As I posted yesterday, we did our first significant test import with 130,000 records. We spent pretty much all of last night analyzing the results of that import and coming up with little tricks to improve some of the inconsistencies in the data. The main things we looked out for were:

  • Different books by the same author linked under the same author record.
  • Different editions of the same work linked to the same work record.
  • Different books in the same series linked to the same series record.
  • …and so on.

Things looked pretty good, but definitely not perfect.
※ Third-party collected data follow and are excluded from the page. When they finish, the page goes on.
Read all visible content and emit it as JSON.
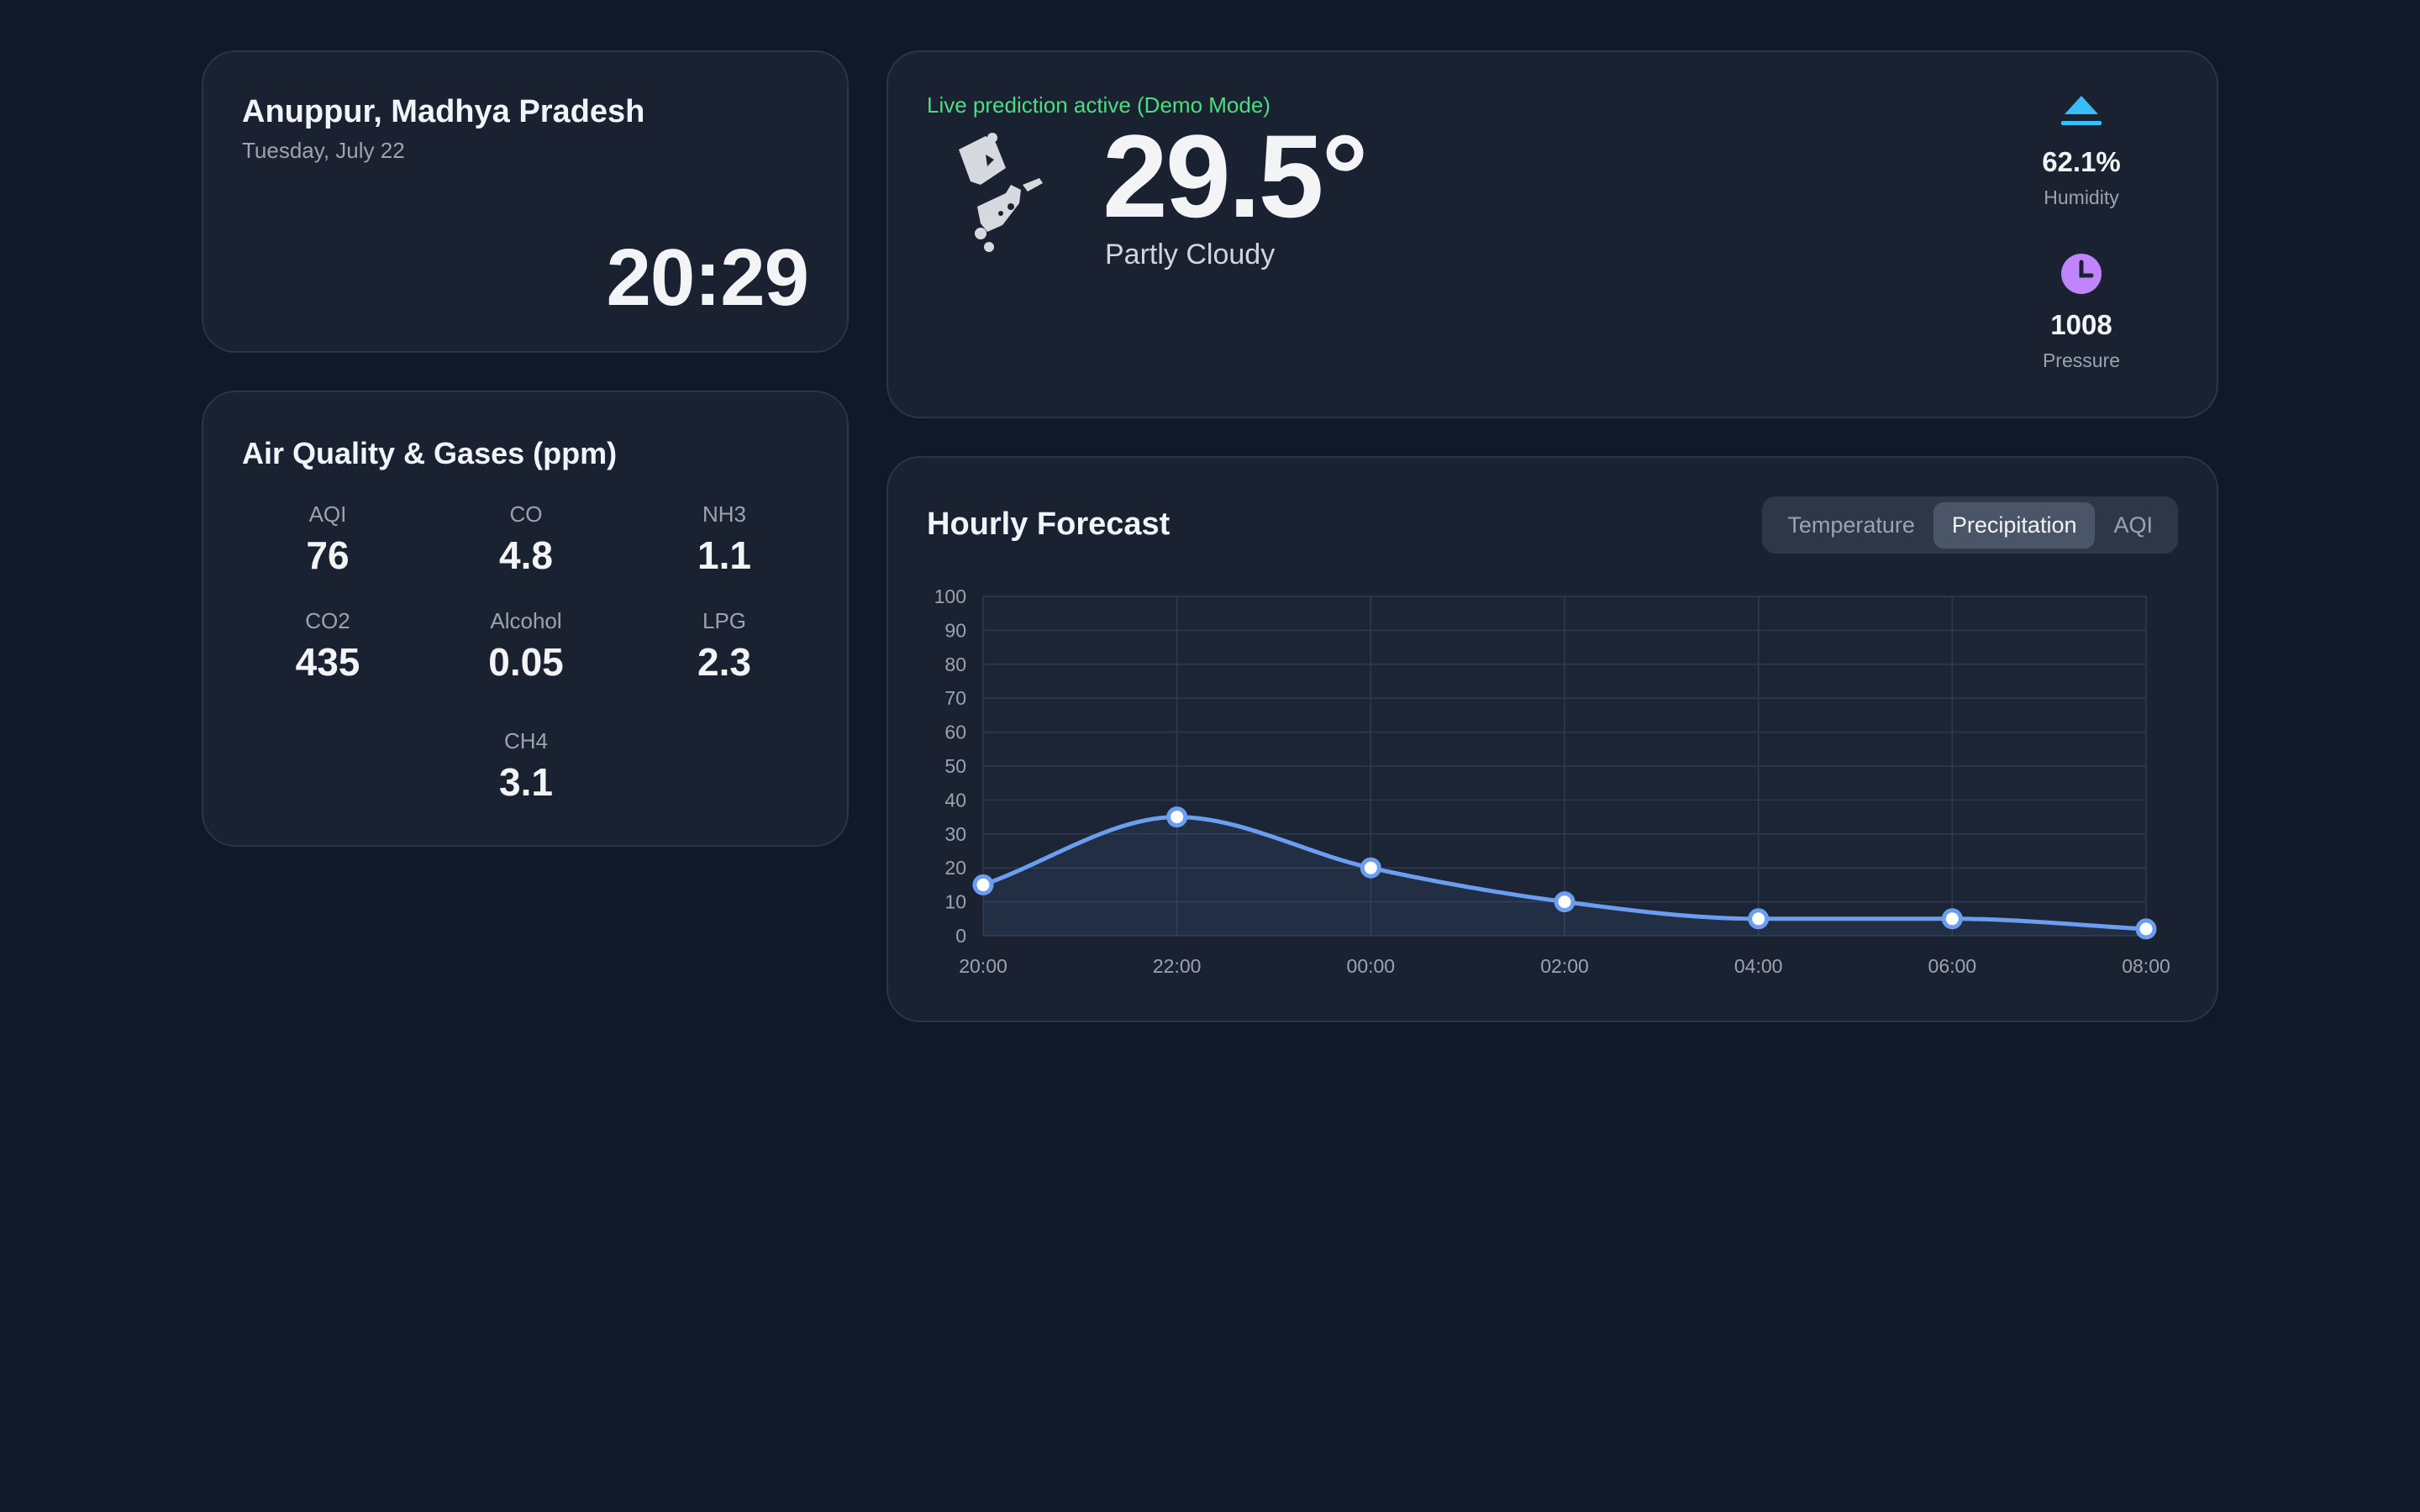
{
  "location": {
    "name": "Anuppur, Madhya Pradesh",
    "date": "Tuesday, July 22",
    "time": "20:29"
  },
  "air_quality": {
    "title": "Air Quality & Gases (ppm)",
    "items": [
      {
        "label": "AQI",
        "value": "76"
      },
      {
        "label": "CO",
        "value": "4.8"
      },
      {
        "label": "NH3",
        "value": "1.1"
      },
      {
        "label": "CO2",
        "value": "435"
      },
      {
        "label": "Alcohol",
        "value": "0.05"
      },
      {
        "label": "LPG",
        "value": "2.3"
      },
      {
        "label": "CH4",
        "value": "3.1"
      }
    ]
  },
  "current": {
    "status": "Live prediction active (Demo Mode)",
    "temperature": "29.5°",
    "condition": "Partly Cloudy",
    "humidity": {
      "value": "62.1%",
      "label": "Humidity",
      "icon": "eject-icon",
      "color": "#38bdf8"
    },
    "pressure": {
      "value": "1008",
      "label": "Pressure",
      "icon": "clock-icon",
      "color": "#c084fc"
    }
  },
  "forecast": {
    "title": "Hourly Forecast",
    "tabs": [
      "Temperature",
      "Precipitation",
      "AQI"
    ],
    "active_tab": "Precipitation"
  },
  "chart_data": {
    "type": "line",
    "x": [
      "20:00",
      "22:00",
      "00:00",
      "02:00",
      "04:00",
      "06:00",
      "08:00"
    ],
    "series": [
      {
        "values": [
          15,
          35,
          20,
          10,
          5,
          5,
          2
        ]
      }
    ],
    "ylim": [
      0,
      100
    ],
    "yticks": [
      0,
      10,
      20,
      30,
      40,
      50,
      60,
      70,
      80,
      90,
      100
    ],
    "grid": true,
    "color": "#6b9ef0"
  }
}
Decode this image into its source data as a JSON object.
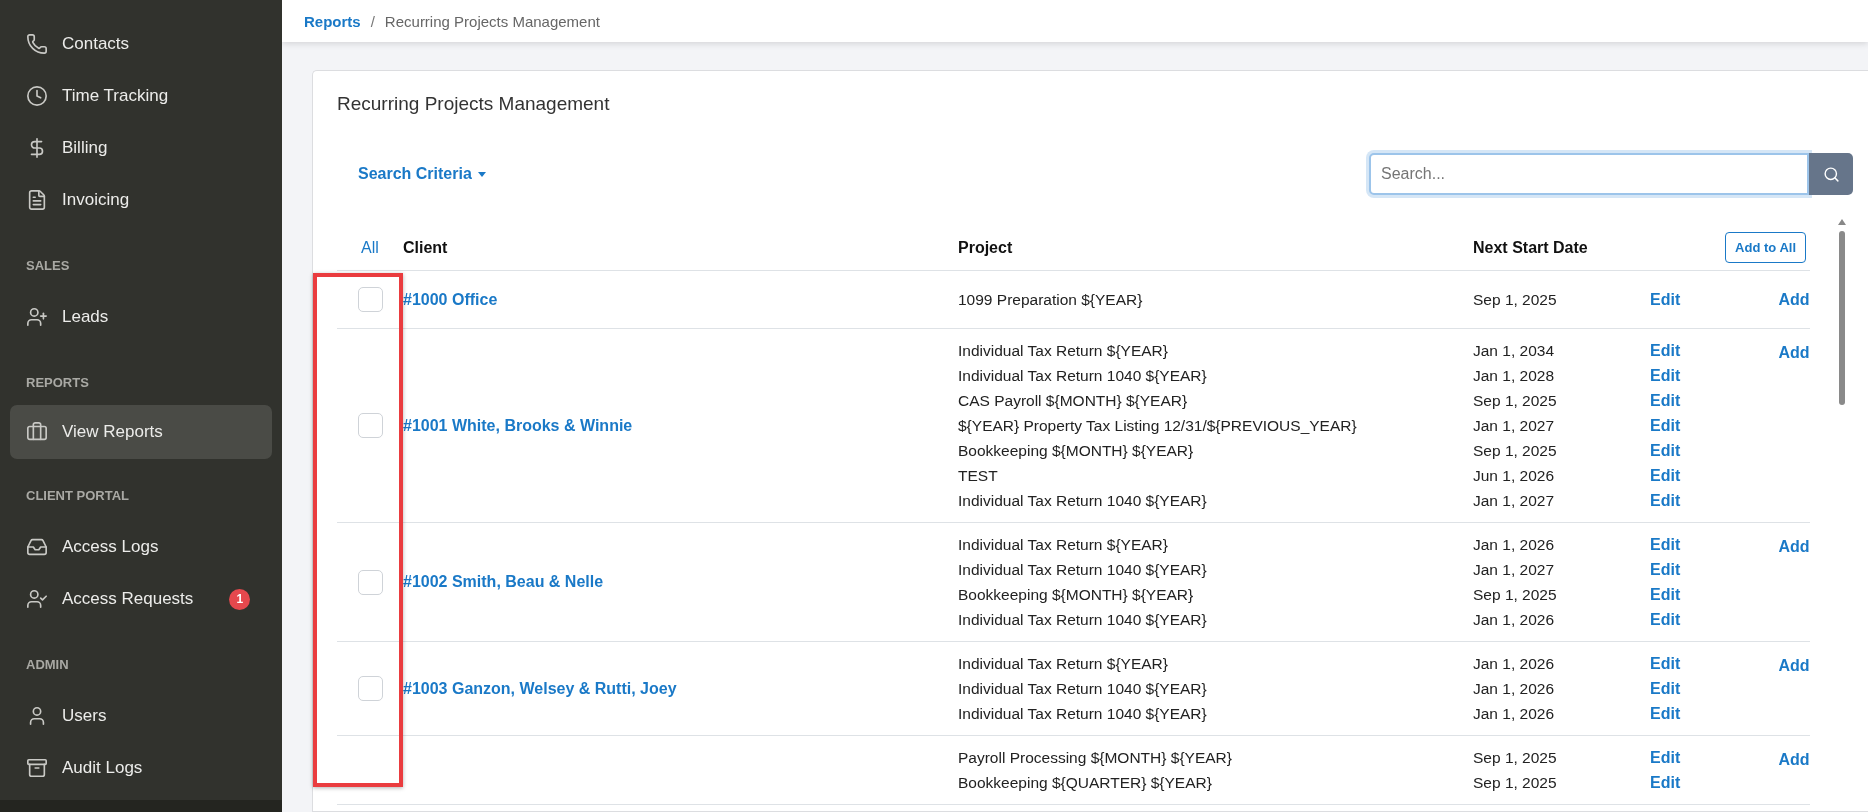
{
  "sidebar": {
    "groups": [
      {
        "items": [
          {
            "label": "Contacts",
            "selected": false
          },
          {
            "label": "Time Tracking",
            "selected": false
          },
          {
            "label": "Billing",
            "selected": false
          },
          {
            "label": "Invoicing",
            "selected": false
          }
        ]
      },
      {
        "title": "SALES",
        "items": [
          {
            "label": "Leads",
            "selected": false
          }
        ]
      },
      {
        "title": "REPORTS",
        "items": [
          {
            "label": "View Reports",
            "selected": true
          }
        ]
      },
      {
        "title": "CLIENT PORTAL",
        "items": [
          {
            "label": "Access Logs",
            "selected": false
          },
          {
            "label": "Access Requests",
            "selected": false,
            "badge": "1"
          }
        ]
      },
      {
        "title": "ADMIN",
        "items": [
          {
            "label": "Users",
            "selected": false
          },
          {
            "label": "Audit Logs",
            "selected": false
          }
        ]
      }
    ]
  },
  "breadcrumb": {
    "link": "Reports",
    "separator": "/",
    "current": "Recurring Projects Management"
  },
  "card": {
    "title": "Recurring Projects Management",
    "search_criteria": "Search Criteria",
    "search": {
      "placeholder": "Search..."
    }
  },
  "table": {
    "columns": [
      "All",
      "Client",
      "Project",
      "Next Start Date"
    ],
    "add_all_button": "Add to All",
    "highlight_checkbox_column": true,
    "rows": [
      {
        "checked": false,
        "client": "#1000 Office",
        "add": "Add",
        "projects": [
          {
            "name": "1099 Preparation ${YEAR}",
            "date": "Sep 1, 2025",
            "edit": "Edit"
          }
        ]
      },
      {
        "checked": false,
        "client": "#1001 White, Brooks & Winnie",
        "add": "Add",
        "projects": [
          {
            "name": "Individual Tax Return ${YEAR}",
            "date": "Jan 1, 2034",
            "edit": "Edit"
          },
          {
            "name": "Individual Tax Return 1040 ${YEAR}",
            "date": "Jan 1, 2028",
            "edit": "Edit"
          },
          {
            "name": "CAS Payroll ${MONTH} ${YEAR}",
            "date": "Sep 1, 2025",
            "edit": "Edit"
          },
          {
            "name": "${YEAR} Property Tax Listing 12/31/${PREVIOUS_YEAR}",
            "date": "Jan 1, 2027",
            "edit": "Edit"
          },
          {
            "name": "Bookkeeping ${MONTH} ${YEAR}",
            "date": "Sep 1, 2025",
            "edit": "Edit"
          },
          {
            "name": "TEST",
            "date": "Jun 1, 2026",
            "edit": "Edit"
          },
          {
            "name": "Individual Tax Return 1040 ${YEAR}",
            "date": "Jan 1, 2027",
            "edit": "Edit"
          }
        ]
      },
      {
        "checked": false,
        "client": "#1002 Smith, Beau & Nelle",
        "add": "Add",
        "projects": [
          {
            "name": "Individual Tax Return ${YEAR}",
            "date": "Jan 1, 2026",
            "edit": "Edit"
          },
          {
            "name": "Individual Tax Return 1040 ${YEAR}",
            "date": "Jan 1, 2027",
            "edit": "Edit"
          },
          {
            "name": "Bookkeeping ${MONTH} ${YEAR}",
            "date": "Sep 1, 2025",
            "edit": "Edit"
          },
          {
            "name": "Individual Tax Return 1040 ${YEAR}",
            "date": "Jan 1, 2026",
            "edit": "Edit"
          }
        ]
      },
      {
        "checked": false,
        "client": "#1003 Ganzon, Welsey & Rutti, Joey",
        "add": "Add",
        "projects": [
          {
            "name": "Individual Tax Return ${YEAR}",
            "date": "Jan 1, 2026",
            "edit": "Edit"
          },
          {
            "name": "Individual Tax Return 1040 ${YEAR}",
            "date": "Jan 1, 2026",
            "edit": "Edit"
          },
          {
            "name": "Individual Tax Return 1040 ${YEAR}",
            "date": "Jan 1, 2026",
            "edit": "Edit"
          }
        ]
      },
      {
        "add": "Add",
        "projects": [
          {
            "name": "Payroll Processing ${MONTH} ${YEAR}",
            "date": "Sep 1, 2025",
            "edit": "Edit"
          },
          {
            "name": "Bookkeeping ${QUARTER} ${YEAR}",
            "date": "Sep 1, 2025",
            "edit": "Edit"
          }
        ]
      }
    ]
  }
}
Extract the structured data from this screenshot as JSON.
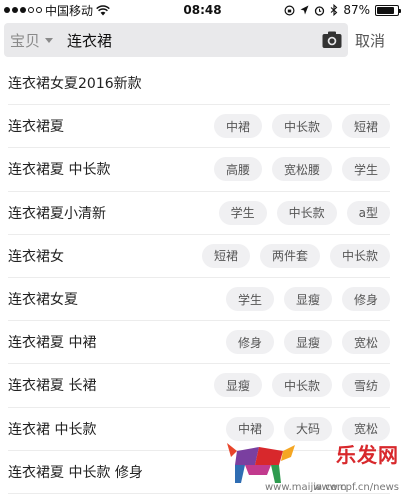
{
  "status_bar": {
    "carrier": "中国移动",
    "time": "08:48",
    "battery": "87%",
    "battery_level": 0.87
  },
  "search": {
    "scope": "宝贝",
    "query": "连衣裙",
    "cancel_label": "取消"
  },
  "suggestions": [
    {
      "text": "连衣裙女夏2016新款",
      "tags": []
    },
    {
      "text": "连衣裙夏",
      "tags": [
        "中裙",
        "中长款",
        "短裙"
      ]
    },
    {
      "text": "连衣裙夏 中长款",
      "tags": [
        "高腰",
        "宽松腰",
        "学生"
      ]
    },
    {
      "text": "连衣裙夏小清新",
      "tags": [
        "学生",
        "中长款",
        "a型"
      ]
    },
    {
      "text": "连衣裙女",
      "tags": [
        "短裙",
        "两件套",
        "中长款"
      ]
    },
    {
      "text": "连衣裙女夏",
      "tags": [
        "学生",
        "显瘦",
        "修身"
      ]
    },
    {
      "text": "连衣裙夏 中裙",
      "tags": [
        "修身",
        "显瘦",
        "宽松"
      ]
    },
    {
      "text": "连衣裙夏 长裙",
      "tags": [
        "显瘦",
        "中长款",
        "雪纺"
      ]
    },
    {
      "text": "连衣裙 中长款",
      "tags": [
        "中裙",
        "大码",
        "宽松"
      ]
    },
    {
      "text": "连衣裙夏 中长款 修身",
      "tags": []
    }
  ],
  "watermark": {
    "brand": "乐发网",
    "url_left": "www.maijia.com",
    "url_right": "www.cpf.cn/news"
  }
}
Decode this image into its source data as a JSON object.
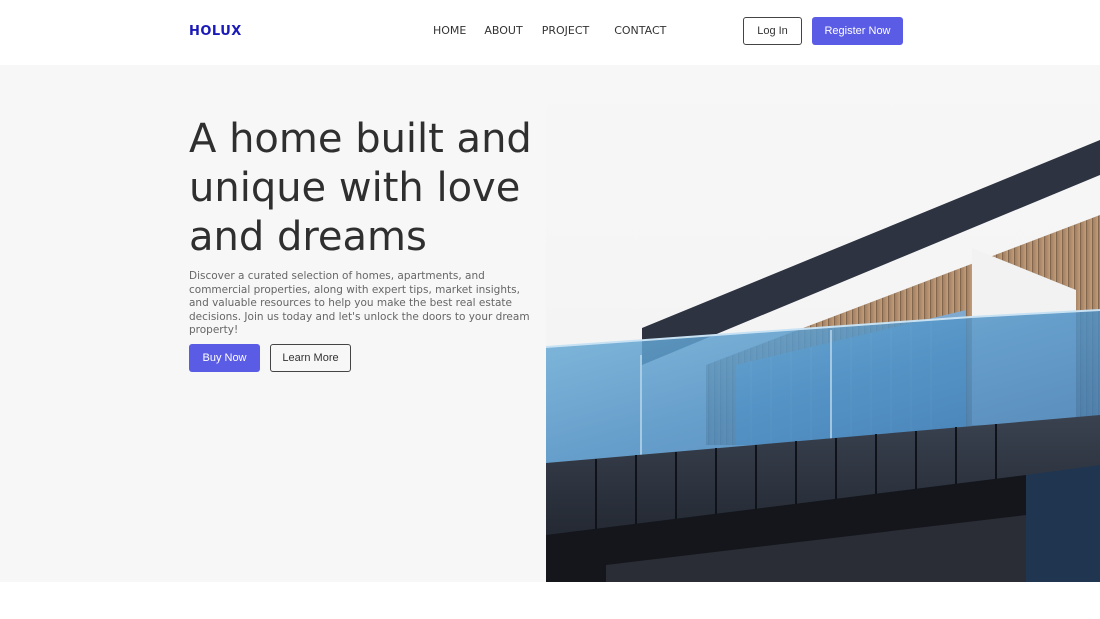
{
  "brand": {
    "name": "HOLUX",
    "color": "#1a1ab8"
  },
  "accent_color": "#5b5ce6",
  "nav": {
    "items": [
      {
        "label": "HOME"
      },
      {
        "label": "ABOUT"
      },
      {
        "label": "PROJECT"
      },
      {
        "label": "CONTACT"
      }
    ]
  },
  "header": {
    "login_label": "Log In",
    "register_label": "Register Now"
  },
  "hero": {
    "headline_lines": [
      "A home built and",
      "unique with love",
      "and dreams"
    ],
    "description": "Discover a curated selection of homes, apartments, and commercial properties, along with expert tips, market insights, and valuable resources to help you make the best real estate decisions. Join us today and let's unlock the doors to your dream property!",
    "buy_label": "Buy Now",
    "learn_label": "Learn More",
    "image_icon": "modern-house-balcony-photo"
  }
}
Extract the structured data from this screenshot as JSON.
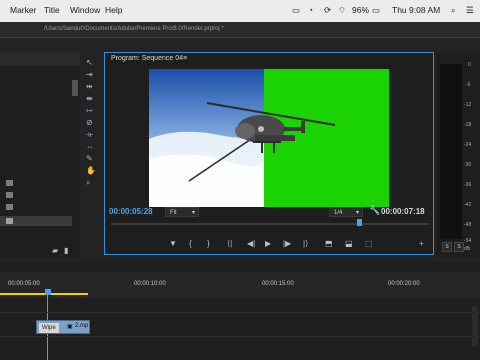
{
  "menubar": {
    "items": [
      "Marker",
      "Title",
      "Window",
      "Help"
    ],
    "battery": "96%",
    "clock": "Thu 9:08 AM"
  },
  "project_path": "/Users/Sandu0/Documents/Adobe/Premiere Pro/8.0/Render.prproj *",
  "program_monitor": {
    "title": "Program: Sequence 04",
    "menu_icon": "≡",
    "current_timecode": "00:00:05:28",
    "zoom": "Fit",
    "resolution": "1/4",
    "duration_timecode": "00:00:07:18"
  },
  "transport": {
    "icons": [
      "marker-icon",
      "in-icon",
      "out-icon",
      "goto-in-icon",
      "step-back-icon",
      "play-icon",
      "step-forward-icon",
      "goto-out-icon",
      "lift-icon",
      "extract-icon",
      "export-frame-icon",
      "add-icon"
    ]
  },
  "timeline": {
    "ruler_labels": [
      "00:00:05:00",
      "00:00:10:00",
      "00:00:15:00",
      "00:00:20:00"
    ],
    "clip_label": "Wipe",
    "clip_name": "2.mp"
  },
  "meter": {
    "scale": [
      "0",
      "-6",
      "-12",
      "-18",
      "-24",
      "-30",
      "-36",
      "-42",
      "-48",
      "-54",
      "dB"
    ],
    "bottom_labels": [
      "S",
      "S"
    ]
  },
  "colors": {
    "accent": "#3b8fd8",
    "green_screen": "#1bd300"
  }
}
This is largely due to the data we’re working with not being perfect and needing a lot of cleaning up!

Here are a few of the improvements we came up with:

  • We convert & to and when doing book title matching. This one came about when we found two different records for “The Wrath and the Dawn”. One was just like that — “The Wrath and the Dawn”, but the other was “The Wrath & the Dawn”. This was affecting our ability to link them together as one work.
  • We fixed a bug that was preventing two different editions of the same work from being linked together under certain circumstances (different from the above issue). That one was my fault!
  • We made huge improvements on 1) stripping duplicate series information from the book title; and 2) using that stripped series name as the actual series name if one wasn’t provided.

To elaborate on that last point…

Titles and series are meant to be in separate fields, but sometimes they are both provided in the title field. For example, here are two sets of data as provided (in their original formats before we work our magic!):

Title: The Kissing Booth #2: Going the Distance
Series: (not provided)

Title: The Book of Dust: The Secret Commonwealth (Book of Dust, Volume 2)
Series: The Book of Dust #2

In that first example, no series information was provided at all. Instead, it was put into the title as “The Kissing Booth #2”. Prior to our tweaks last night, this meant the book was inserted without a series at all, because the real series field was blank!

In the second example, the series information was duplicated. It appeared in the dedicated series field but was then repeated in the actual title name. This meant it was displayed super repetitively: “The Book of Dust: The Secret Commonwealth (Book of Dust, Volume 2) (The Book of Dust #2)”. Yuck!

So we worked on parsing the series information out of the title to 1) fill in a missing series name field; and 2) to remove repetitive data from the title.

After making our changes and re-running the import, we now have these results:

Title: Going the Distance
Series: The Kissing Booth #2

Title: The Secret Commonwealth
Series: Book of Dust #2

The code for making this all work has become so messy and convoluted, but we have the results we’re looking for so I consider that a win!